Liputan6.com, Jakarta - Kepala Biro Penerangan Masyarakat Divisi Humas Polri Brigjen Dedi Prasetyo mengatakan, seseorang yang mengajak warga tidak memilih alias golput (golongan putih) pada Pemilu 2019 bisa dipidana. Mereka bisa dijerat dengan Undang-Undang tentang Informasi dan Transaksi Elektronik (ITE) atau Undang-Undang tentang Pemilu.
"Kalau mengajaknya menggunakan sarana media elektronik, UU ITE bisa digunakan untuk menjerat seseorang sesuai dengan perbuatan berdasarkan fakta hukum yang betul-betul peristiwa itu terjadi," ujar Dedi di Mabes Polri, Jakarta, Rabu (27/3/2019).

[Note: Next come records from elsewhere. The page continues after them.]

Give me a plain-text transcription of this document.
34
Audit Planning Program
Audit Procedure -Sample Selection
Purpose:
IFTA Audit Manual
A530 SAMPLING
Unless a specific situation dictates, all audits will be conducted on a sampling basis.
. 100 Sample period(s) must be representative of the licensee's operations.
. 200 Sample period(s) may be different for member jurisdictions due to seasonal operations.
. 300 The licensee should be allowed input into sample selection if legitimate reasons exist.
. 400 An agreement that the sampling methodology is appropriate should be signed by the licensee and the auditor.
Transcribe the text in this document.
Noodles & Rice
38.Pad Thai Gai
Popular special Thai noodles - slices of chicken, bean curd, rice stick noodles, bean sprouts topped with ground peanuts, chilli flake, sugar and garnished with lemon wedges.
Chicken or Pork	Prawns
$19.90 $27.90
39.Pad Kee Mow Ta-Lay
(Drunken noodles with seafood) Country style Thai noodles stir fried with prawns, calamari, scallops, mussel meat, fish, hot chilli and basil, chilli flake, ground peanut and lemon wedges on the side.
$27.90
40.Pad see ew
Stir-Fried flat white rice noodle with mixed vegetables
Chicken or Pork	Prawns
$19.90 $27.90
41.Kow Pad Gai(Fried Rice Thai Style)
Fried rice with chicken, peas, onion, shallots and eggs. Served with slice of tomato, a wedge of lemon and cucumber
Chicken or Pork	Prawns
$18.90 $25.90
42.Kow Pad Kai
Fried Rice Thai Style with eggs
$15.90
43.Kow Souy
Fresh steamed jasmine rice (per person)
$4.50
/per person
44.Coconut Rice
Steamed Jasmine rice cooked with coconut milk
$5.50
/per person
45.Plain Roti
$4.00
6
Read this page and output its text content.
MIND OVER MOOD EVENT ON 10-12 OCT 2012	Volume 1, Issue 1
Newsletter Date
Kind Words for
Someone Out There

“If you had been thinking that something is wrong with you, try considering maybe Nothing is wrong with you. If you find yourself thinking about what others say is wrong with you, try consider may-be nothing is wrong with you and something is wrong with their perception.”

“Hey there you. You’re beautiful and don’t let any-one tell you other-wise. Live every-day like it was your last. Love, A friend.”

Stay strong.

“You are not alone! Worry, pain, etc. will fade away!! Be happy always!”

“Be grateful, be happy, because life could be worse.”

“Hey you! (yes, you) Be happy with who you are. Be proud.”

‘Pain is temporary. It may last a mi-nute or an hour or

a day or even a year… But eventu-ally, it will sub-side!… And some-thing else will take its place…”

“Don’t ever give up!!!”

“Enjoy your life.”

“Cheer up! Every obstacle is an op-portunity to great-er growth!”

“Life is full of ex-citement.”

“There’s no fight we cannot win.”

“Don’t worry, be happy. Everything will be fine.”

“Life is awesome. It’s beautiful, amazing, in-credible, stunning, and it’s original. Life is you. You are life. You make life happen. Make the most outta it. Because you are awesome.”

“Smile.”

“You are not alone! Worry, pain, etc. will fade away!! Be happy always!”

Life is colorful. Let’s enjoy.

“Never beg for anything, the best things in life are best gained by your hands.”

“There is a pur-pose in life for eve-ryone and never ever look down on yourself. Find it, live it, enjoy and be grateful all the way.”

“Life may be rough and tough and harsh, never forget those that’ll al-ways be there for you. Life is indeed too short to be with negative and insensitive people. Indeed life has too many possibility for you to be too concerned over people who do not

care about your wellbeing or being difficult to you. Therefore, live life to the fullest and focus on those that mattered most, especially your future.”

Pidana untuk seseorang yang mengajak pihak lain golput juga tertuang pada UU No 7 Tahun 2017 tentang Pemilihan Umum.
Advertisement
"Di dalam UU Pemilu juga sudah diatur ada Pasal 510 kalau nggak salah. Barang siapa yang menghalangi atau menghasut seseorang untuk tidak memenuhi hak pilih bisa dipidana dan didenda juga," tutur Dedi.
Nantinya, lanjut dia, penyidik akan mengkaji lebih dulu unsur pelanggaran yang dilakukan terkait ajakan golput. Nantinya penyidik akan menyusun konstruksi hukum berdasarkan fakta dan bukti yang ditemukan untuk menentukan apakah kasus tersebut termasuk pelanggaran pemilu atau pidana.
"Jadi tergantung perbuatannya dulu, kedua tergantung sarana yang digunakan, itu bisa dijerat di situ. Penyidik akan melihat dulu perbuatannya, fakta hukumnya, sesuai dengan alat bukti yang ditemukan penyidik baru habis itu disusun konstruksi hukumnya, masuk dalam KUHP kah, (pelanggaran) Pemilu kah, ITE kah, itu sangat tergantung peristiwa tersebut," jelas Dedi.
Sebelumnya, Menteri Koordinator Bidang Politik Hukum dan Keamanan (Menko Polhukam) Wiranto mengatakan, pihak yang mengajak warga untuk tidak memilih dalam pemilu atau golput bisa dipidana. Mereka juga dikategorikan sebagai pengacau pemilu.